In Medieval Autographies, A. C. Spearing develops a new engagement of
narrative theory with medieval English first-person writing, focusing on
the roles and functions of the "I" as a shifting textual phenomenon, not
to be defined either as autobiographical or as the label of a fictional
speaker or narrator. Spearing identifies and explores a previously
unrecognized category of medieval English poetry, calling it
"autography." He describes this form as emerging in the mid-fourteenth
century and consisting of extended nonlyrical writings in the first
person, embracing prologues, authorial interventions in and commentaries
on third-person narratives, and descendants of the dit, a genre of
French medieval poetry. He argues that autography arose as a means of
liberation from the requirement to tell stories with preordained
conclusions and as a way of achieving a closer relation to lived
experience, with all its unpredictability and inconsistencies.

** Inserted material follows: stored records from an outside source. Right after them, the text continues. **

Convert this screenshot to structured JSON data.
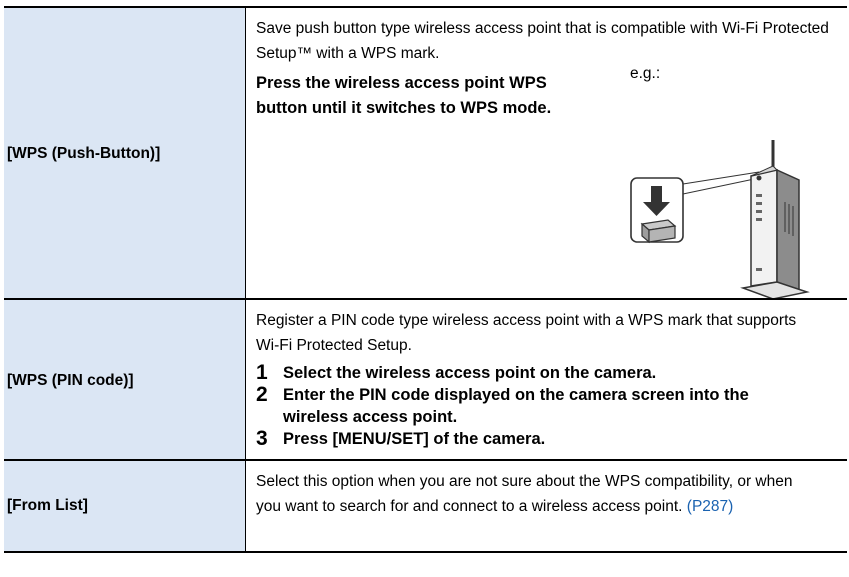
{
  "rows": [
    {
      "label": "[WPS (Push-Button)]",
      "desc": "Save push button type wireless access point that is compatible with Wi-Fi Protected Setup™ with a WPS mark.",
      "instruction": "Press the wireless access point WPS button until it switches to WPS mode.",
      "example_label": "e.g.:",
      "illustration_icon": "wireless-router-wps-button-icon"
    },
    {
      "label": "[WPS (PIN code)]",
      "desc": "Register a PIN code type wireless access point with a WPS mark that supports Wi-Fi Protected Setup.",
      "steps": [
        {
          "num": "1",
          "text": "Select the wireless access point on the camera."
        },
        {
          "num": "2",
          "text": "Enter the PIN code displayed on the camera screen into the wireless access point."
        },
        {
          "num": "3",
          "text": "Press [MENU/SET] of the camera."
        }
      ]
    },
    {
      "label": "[From List]",
      "desc": "Select this option when you are not sure about the WPS compatibility, or when you want to search for and connect to a wireless access point.",
      "link": "(P287)"
    }
  ],
  "colors": {
    "label_bg": "#dbe6f4",
    "link": "#1a62b0"
  }
}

Autographies, he claims, are marked by a cluster of characteristics
including a correspondence to the texture of life as it is experienced,
a montage-like unpredictability of structure, and a concern with writing
and textuality.
Beginning with what may be the earliest extended first-person narrative
in Middle English, Winner and Waster, the book examines instances of
the dit as discussed by French scholars, analyzes Chaucer's Wife of
Bath's Prologue as a textual performance, and devotes separate chapters
to detailed readings of Hoccleve's Regement of Princes prologue, his
Complaint and Dialogue, and the witty first-person elements in Osbern
Bokenham's legends of saints. An afterword suggests possible further
applications of the concept of autography, including discussion of the
intermittent autographic commentaries on the narrative in Troilus and
Criseyde and Capgrave's Life of Saint Katherine.